Show uniform convergence of the sequence $(x-x^n/n)$ on $[0,1]$
To start with, i am not even able to see what the point was limit of this sequence should be. Little confused. like for $x=0$ I think the limit should be $0$ and for $x=1$ it should be $1$ and for values in between i think it should be $x$. Is that correct ? How do i further show its uniform convergence ?
On
Your guess for the limit is $f : [0, 1] \to \mathbb{R}$, $f(x) = x$. Let's see if that works.

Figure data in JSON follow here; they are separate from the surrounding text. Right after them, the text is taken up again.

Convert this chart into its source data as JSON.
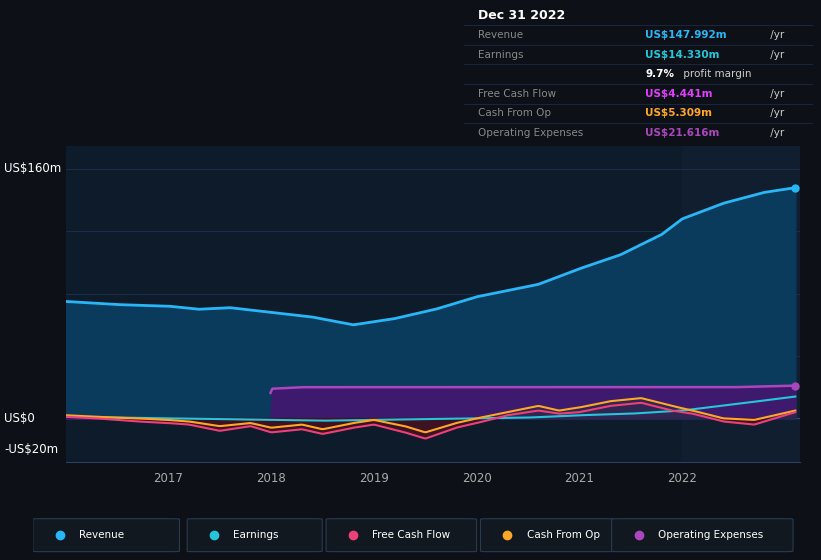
{
  "bg_color": "#0d1117",
  "plot_bg_color": "#0d1b2a",
  "highlight_bg_color": "#111e30",
  "grid_color": "#1e3050",
  "title": "Dec 31 2022",
  "table_rows": [
    {
      "label": "",
      "value": "Dec 31 2022",
      "value_color": "#ffffff",
      "is_header": true
    },
    {
      "label": "Revenue",
      "value": "US$147.992m",
      "unit": "/yr",
      "value_color": "#00bfff"
    },
    {
      "label": "Earnings",
      "value": "US$14.330m",
      "unit": "/yr",
      "value_color": "#00e5cc"
    },
    {
      "label": "",
      "value": "9.7%",
      "unit": " profit margin",
      "value_color": "#ffffff",
      "is_margin": true
    },
    {
      "label": "Free Cash Flow",
      "value": "US$4.441m",
      "unit": "/yr",
      "value_color": "#e040fb"
    },
    {
      "label": "Cash From Op",
      "value": "US$5.309m",
      "unit": "/yr",
      "value_color": "#ffa726"
    },
    {
      "label": "Operating Expenses",
      "value": "US$21.616m",
      "unit": "/yr",
      "value_color": "#ab47bc"
    }
  ],
  "y_label_top": "US$160m",
  "y_label_zero": "US$0",
  "y_label_bottom": "-US$20m",
  "x_ticks": [
    "2017",
    "2018",
    "2019",
    "2020",
    "2021",
    "2022"
  ],
  "revenue_color": "#29b6f6",
  "revenue_fill": "#0a3a5c",
  "earnings_color": "#26c6da",
  "fcf_color": "#ec407a",
  "fcf_fill_neg": "#4a1020",
  "cashfromop_color": "#ffa726",
  "opex_color": "#ab47bc",
  "opex_fill": "#3d1a6e",
  "legend_items": [
    "Revenue",
    "Earnings",
    "Free Cash Flow",
    "Cash From Op",
    "Operating Expenses"
  ],
  "legend_colors": [
    "#29b6f6",
    "#26c6da",
    "#ec407a",
    "#ffa726",
    "#ab47bc"
  ]
}
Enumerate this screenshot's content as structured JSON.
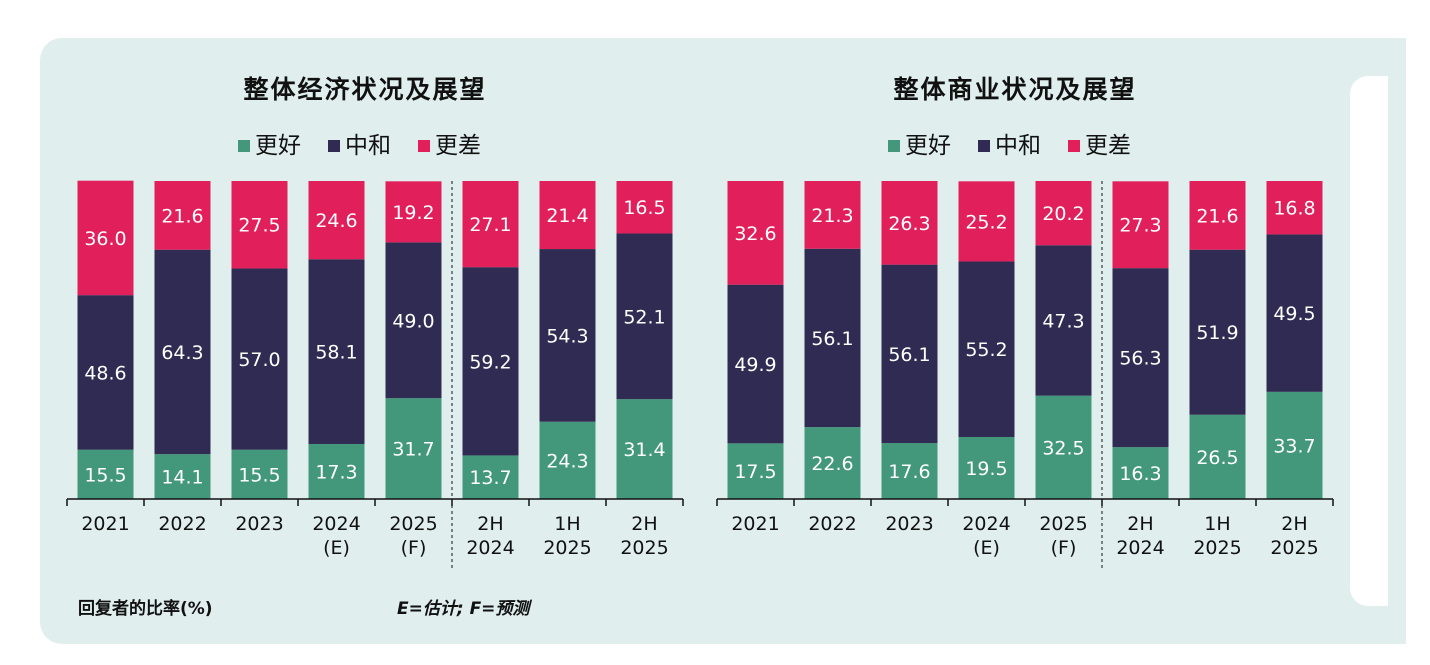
{
  "colors": {
    "better": "#43987b",
    "neutral": "#302b52",
    "worse": "#e01f5b"
  },
  "legend": [
    {
      "key": "better",
      "label": "更好"
    },
    {
      "key": "neutral",
      "label": "中和"
    },
    {
      "key": "worse",
      "label": "更差"
    }
  ],
  "footnote": {
    "left": "回复者的比率(%)",
    "right": "E=估计; F=预测"
  },
  "chart_data": [
    {
      "type": "bar",
      "stacked": true,
      "title": "整体经济状况及展望",
      "categories": [
        [
          "2021"
        ],
        [
          "2022"
        ],
        [
          "2023"
        ],
        [
          "2024",
          "(E)"
        ],
        [
          "2025",
          "(F)"
        ],
        [
          "2H",
          "2024"
        ],
        [
          "1H",
          "2025"
        ],
        [
          "2H",
          "2025"
        ]
      ],
      "series": [
        {
          "name": "更好",
          "key": "better",
          "values": [
            15.5,
            14.1,
            15.5,
            17.3,
            31.7,
            13.7,
            24.3,
            31.4
          ]
        },
        {
          "name": "中和",
          "key": "neutral",
          "values": [
            48.6,
            64.3,
            57.0,
            58.1,
            49.0,
            59.2,
            54.3,
            52.1
          ]
        },
        {
          "name": "更差",
          "key": "worse",
          "values": [
            36.0,
            21.6,
            27.5,
            24.6,
            19.2,
            27.1,
            21.4,
            16.5
          ]
        }
      ],
      "ylim": [
        0,
        100
      ],
      "divider_after_index": 4
    },
    {
      "type": "bar",
      "stacked": true,
      "title": "整体商业状况及展望",
      "categories": [
        [
          "2021"
        ],
        [
          "2022"
        ],
        [
          "2023"
        ],
        [
          "2024",
          "(E)"
        ],
        [
          "2025",
          "(F)"
        ],
        [
          "2H",
          "2024"
        ],
        [
          "1H",
          "2025"
        ],
        [
          "2H",
          "2025"
        ]
      ],
      "series": [
        {
          "name": "更好",
          "key": "better",
          "values": [
            17.5,
            22.6,
            17.6,
            19.5,
            32.5,
            16.3,
            26.5,
            33.7
          ]
        },
        {
          "name": "中和",
          "key": "neutral",
          "values": [
            49.9,
            56.1,
            56.1,
            55.2,
            47.3,
            56.3,
            51.9,
            49.5
          ]
        },
        {
          "name": "更差",
          "key": "worse",
          "values": [
            32.6,
            21.3,
            26.3,
            25.2,
            20.2,
            27.3,
            21.6,
            16.8
          ]
        }
      ],
      "ylim": [
        0,
        100
      ],
      "divider_after_index": 4
    }
  ]
}
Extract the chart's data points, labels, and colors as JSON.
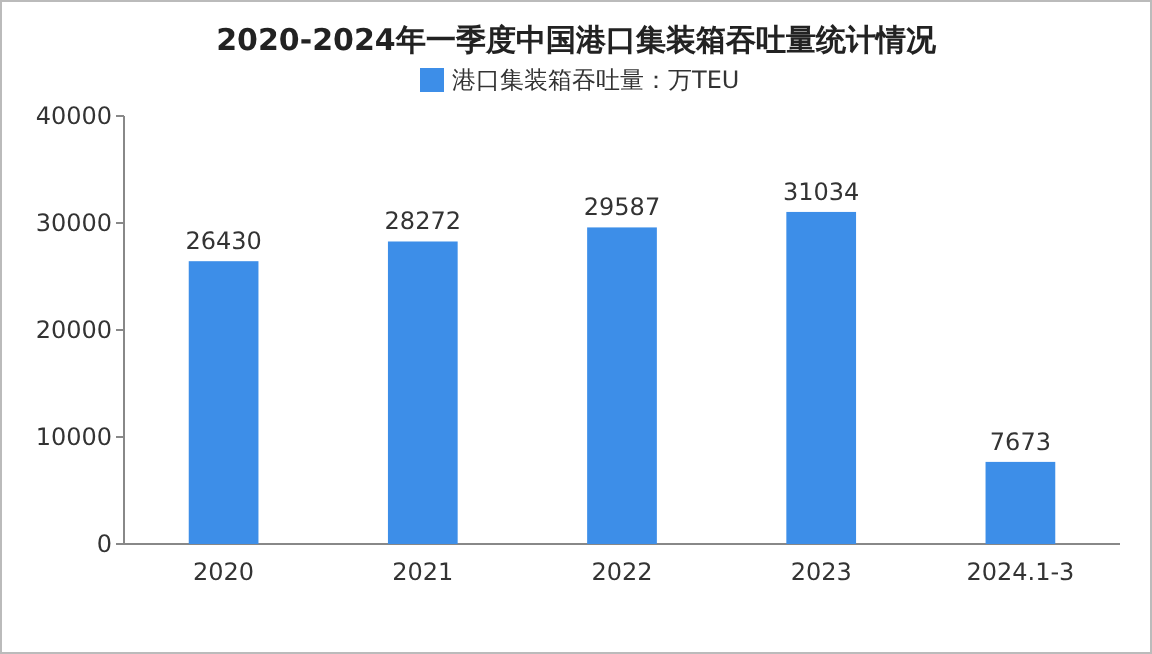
{
  "chart_data": {
    "type": "bar",
    "title": "2020-2024年一季度中国港口集装箱吞吐量统计情况",
    "categories": [
      "2020",
      "2021",
      "2022",
      "2023",
      "2024.1-3"
    ],
    "series": [
      {
        "name": "港口集装箱吞吐量：万TEU",
        "color": "#3d8ee8",
        "values": [
          26430,
          28272,
          29587,
          31034,
          7673
        ]
      }
    ],
    "ylim": [
      0,
      40000
    ],
    "yticks": [
      0,
      10000,
      20000,
      30000,
      40000
    ],
    "grid": false,
    "legend": "top",
    "data_labels": true
  }
}
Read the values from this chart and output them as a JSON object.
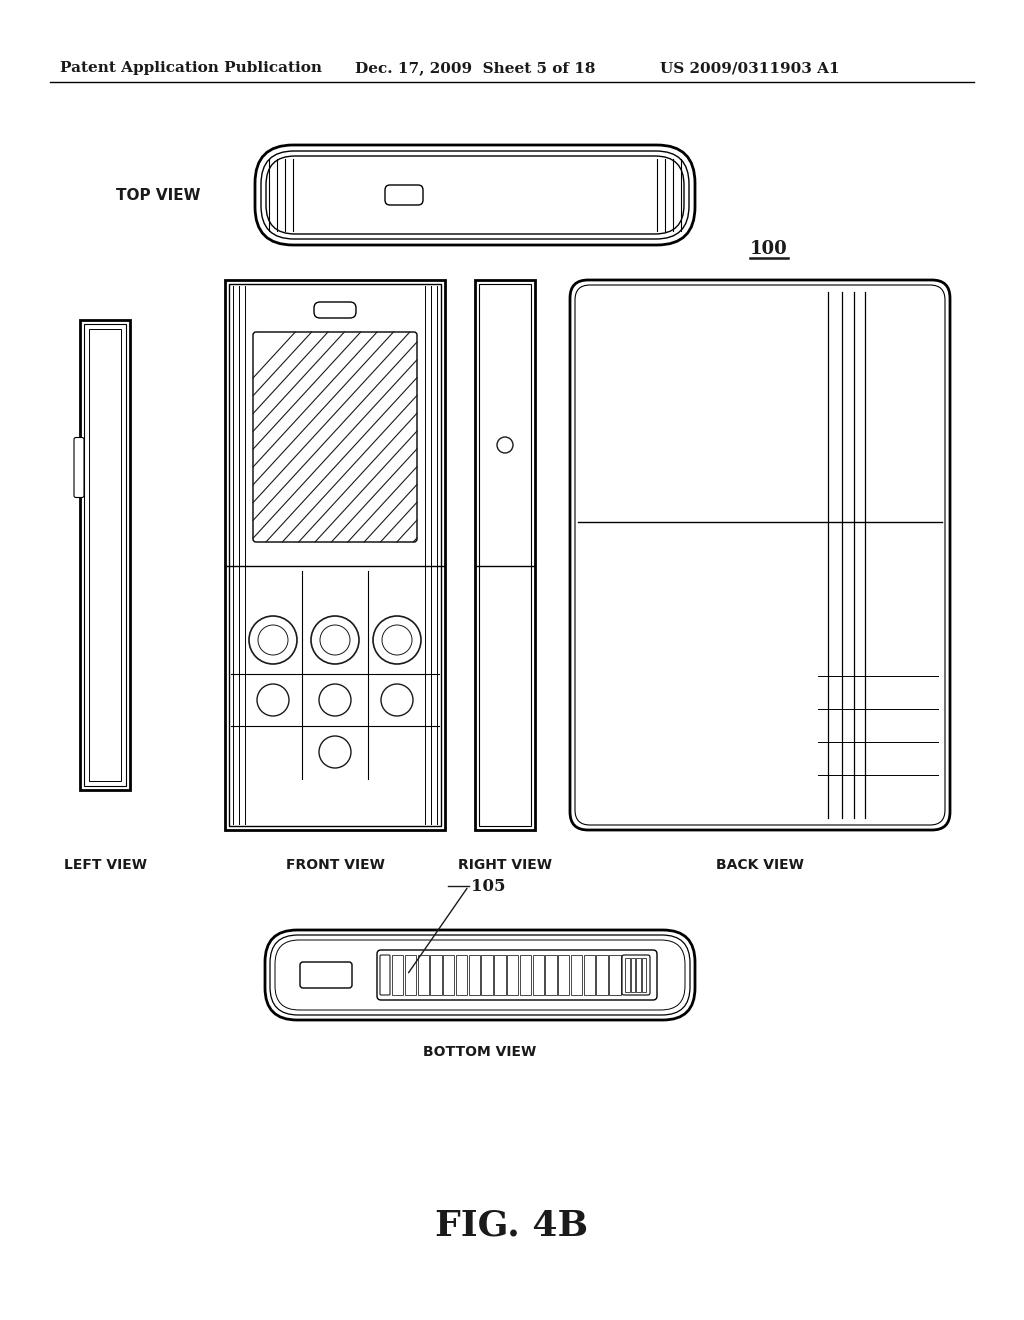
{
  "bg_color": "#ffffff",
  "line_color": "#1a1a1a",
  "header_left": "Patent Application Publication",
  "header_mid": "Dec. 17, 2009  Sheet 5 of 18",
  "header_right": "US 2009/0311903 A1",
  "fig_label": "FIG. 4B",
  "ref_100": "100",
  "ref_105": "105",
  "label_top_view": "TOP VIEW",
  "label_left_view": "LEFT VIEW",
  "label_front_view": "FRONT VIEW",
  "label_right_view": "RIGHT VIEW",
  "label_back_view": "BACK VIEW",
  "label_bottom_view": "BOTTOM VIEW"
}
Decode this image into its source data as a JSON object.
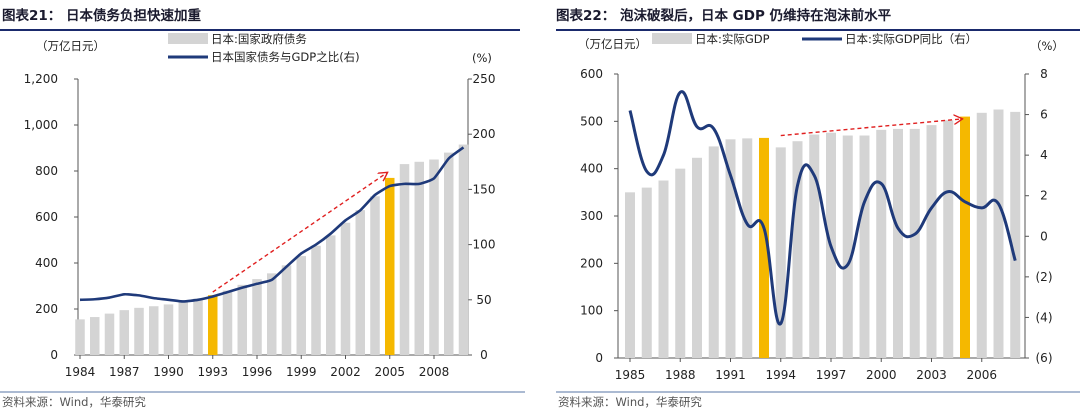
{
  "chart_data": [
    {
      "type": "bar",
      "title": "图表21：  日本债务负担快速加重",
      "ylabel_left_unit": "（万亿日元）",
      "ylabel_right_unit": "(%)",
      "legend": [
        {
          "label": "日本:国家政府债务",
          "kind": "bar",
          "color": "#d4d4d4"
        },
        {
          "label": "日本国家债务与GDP之比(右)",
          "kind": "line",
          "color": "#1f3a7a"
        }
      ],
      "x_tick_labels": [
        "1984",
        "1987",
        "1990",
        "1993",
        "1996",
        "1999",
        "2002",
        "2005",
        "2008"
      ],
      "y_left_ticks": [
        "0",
        "200",
        "400",
        "600",
        "800",
        "1,000",
        "1,200"
      ],
      "y_right_ticks": [
        "0",
        "50",
        "100",
        "150",
        "200",
        "250"
      ],
      "ylim_left": [
        0,
        1200
      ],
      "ylim_right": [
        0,
        250
      ],
      "categories": [
        1984,
        1985,
        1986,
        1987,
        1988,
        1989,
        1990,
        1991,
        1992,
        1993,
        1994,
        1995,
        1996,
        1997,
        1998,
        1999,
        2000,
        2001,
        2002,
        2003,
        2004,
        2005,
        2006,
        2007,
        2008,
        2009,
        2010
      ],
      "series": [
        {
          "name": "日本:国家政府债务",
          "type": "bar",
          "axis": "left",
          "values": [
            155,
            165,
            180,
            195,
            205,
            212,
            220,
            232,
            245,
            260,
            280,
            305,
            330,
            355,
            390,
            430,
            475,
            520,
            575,
            630,
            690,
            770,
            830,
            840,
            850,
            880,
            915
          ],
          "highlight": [
            1993,
            2005
          ],
          "highlight_color": "#f5b800"
        },
        {
          "name": "日本国家债务与GDP之比(右)",
          "type": "line",
          "axis": "right",
          "values": [
            50,
            50.5,
            52,
            55,
            54,
            51.5,
            50,
            48.5,
            50,
            53,
            57,
            61,
            64.5,
            68,
            80,
            92,
            100,
            110,
            122,
            131,
            145,
            153,
            155,
            155,
            160,
            178,
            188
          ]
        }
      ],
      "annotation": {
        "type": "dashed-arrow",
        "from": [
          1993,
          57
        ],
        "to": [
          2004.8,
          165
        ],
        "color": "#e02020"
      },
      "source": "资料来源：Wind，华泰研究"
    },
    {
      "type": "bar",
      "title": "图表22：  泡沫破裂后，日本 GDP 仍维持在泡沫前水平",
      "ylabel_left_unit": "（万亿日元）",
      "ylabel_right_unit": "（%）",
      "legend": [
        {
          "label": "日本:实际GDP",
          "kind": "bar",
          "color": "#d4d4d4"
        },
        {
          "label": "日本:实际GDP同比（右）",
          "kind": "line",
          "color": "#1f3a7a"
        }
      ],
      "x_tick_labels": [
        "1985",
        "1988",
        "1991",
        "1994",
        "1997",
        "2000",
        "2003",
        "2006"
      ],
      "y_left_ticks": [
        "0",
        "100",
        "200",
        "300",
        "400",
        "500",
        "600"
      ],
      "y_right_ticks": [
        "(6)",
        "(4)",
        "(2)",
        "0",
        "2",
        "4",
        "6",
        "8"
      ],
      "ylim_left": [
        0,
        600
      ],
      "ylim_right": [
        -6,
        8
      ],
      "categories": [
        1985,
        1986,
        1987,
        1988,
        1989,
        1990,
        1991,
        1992,
        1993,
        1994,
        1995,
        1996,
        1997,
        1998,
        1999,
        2000,
        2001,
        2002,
        2003,
        2004,
        2005,
        2006,
        2007,
        2008
      ],
      "series": [
        {
          "name": "日本:实际GDP",
          "type": "bar",
          "axis": "left",
          "values": [
            350,
            360,
            375,
            400,
            423,
            447,
            462,
            464,
            465,
            445,
            458,
            472,
            476,
            470,
            470,
            482,
            484,
            484,
            492,
            502,
            510,
            518,
            525,
            520
          ],
          "highlight": [
            1993,
            2005
          ],
          "highlight_color": "#f5b800"
        },
        {
          "name": "日本:实际GDP同比（右）",
          "type": "line",
          "axis": "right",
          "values": [
            6.2,
            3.2,
            4.0,
            7.1,
            5.4,
            5.3,
            3.0,
            0.6,
            0.4,
            -4.3,
            2.5,
            3.0,
            -0.5,
            -1.4,
            1.7,
            2.6,
            0.4,
            0.1,
            1.4,
            2.2,
            1.7,
            1.4,
            1.6,
            -1.2
          ]
        }
      ],
      "annotation": {
        "type": "dashed-arrow",
        "from": [
          1994,
          470
        ],
        "to": [
          2004.8,
          505
        ],
        "color": "#e02020"
      },
      "source": "资料来源：Wind，华泰研究"
    }
  ]
}
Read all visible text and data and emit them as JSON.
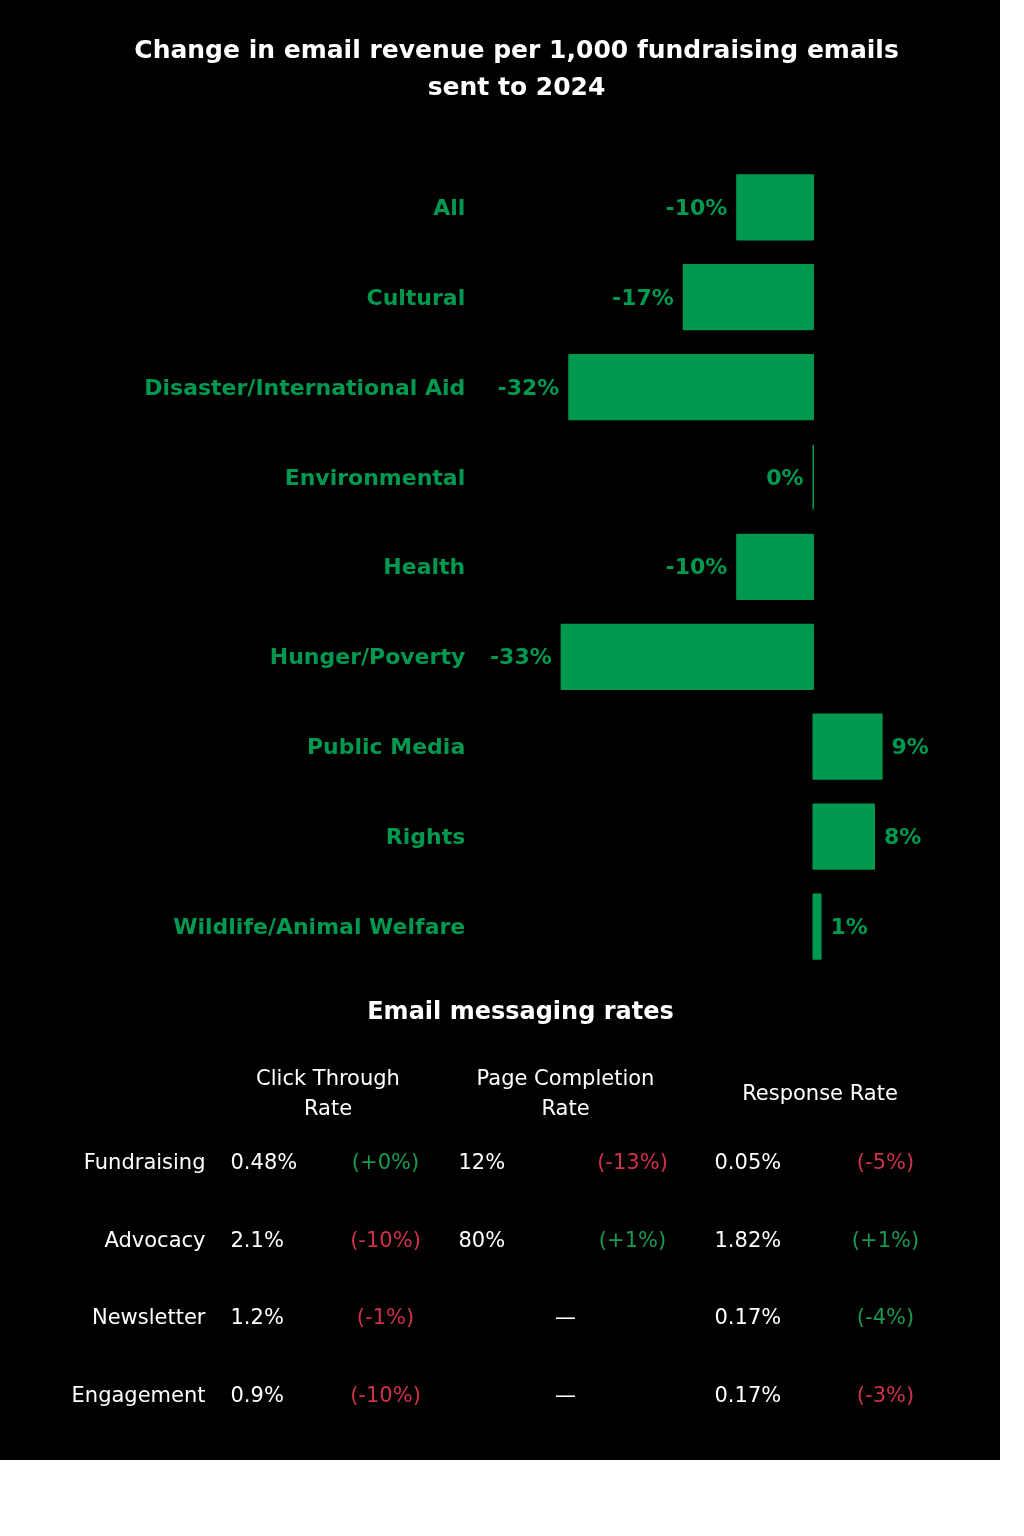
{
  "chart_data": [
    {
      "type": "bar",
      "orientation": "horizontal",
      "title": "Change in email revenue per 1,000 fundraising emails sent to 2024",
      "categories": [
        "All",
        "Cultural",
        "Disaster/International Aid",
        "Environmental",
        "Health",
        "Hunger/Poverty",
        "Public Media",
        "Rights",
        "Wildlife/Animal Welfare"
      ],
      "values": [
        -10,
        -17,
        -32,
        0,
        -10,
        -33,
        9,
        8,
        1
      ],
      "value_labels": [
        "-10%",
        "-17%",
        "-32%",
        "0%",
        "-10%",
        "-33%",
        "9%",
        "8%",
        "1%"
      ],
      "color": "#00994f",
      "grid": false
    },
    {
      "type": "other",
      "title": "Email messaging rates",
      "categories": [
        "Click Through Rate",
        null,
        "Page Completion Rate",
        null,
        "Response Rate",
        null
      ],
      "y_categories": [
        "Fundraising",
        "Advocacy",
        "Newsletter",
        "Engagement"
      ],
      "cell_labels": [
        [
          "0.48%",
          "(+0%)",
          "12%",
          "(-13%)",
          "0.05%",
          "(-5%)"
        ],
        [
          "2.1%",
          "(-10%)",
          "80%",
          "(+1%)",
          "1.82%",
          "(+1%)"
        ],
        [
          "1.2%",
          "(-1%)",
          "—",
          null,
          "0.17%",
          "(-4%)"
        ],
        [
          "0.9%",
          "(-10%)",
          "—",
          null,
          "0.17%",
          "(-3%)"
        ]
      ],
      "colors": [
        [
          "#ffffff",
          "#1a9a50",
          "#ffffff",
          "#d0304a",
          "#ffffff",
          "#d0304a"
        ],
        [
          "#ffffff",
          "#d0304a",
          "#ffffff",
          "#1a9a50",
          "#ffffff",
          "#1a9a50"
        ],
        [
          "#ffffff",
          "#d0304a",
          "#ffffff",
          null,
          "#ffffff",
          "#1a9a50"
        ],
        [
          "#ffffff",
          "#d0304a",
          "#ffffff",
          null,
          "#ffffff",
          "#d0304a"
        ]
      ]
    }
  ]
}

Let $\varepsilon > 0$, then
$$|f(x) - f_n(x)| = \left|x - (x - \frac{x^n}{n})\right| = \frac{x^n}{n} \leq \frac{1}{n} < \varepsilon$$
for $n \geq N = \lceil\varepsilon^{-1}\rceil$. So $f_n \to f$ uniformly.
The sequence of functions $f_n$: $\left(x-\frac{x^n}n\right)_n$ is point-wise convergent to the function $f\colon x\mapsto x$ and we have $$\forall x\in[0,1],\quad|f_n(x)-f(x)|=\frac{x^n}n\le \frac1n\xrightarrow{n\to\infty}0$$ so the convergence is uniform.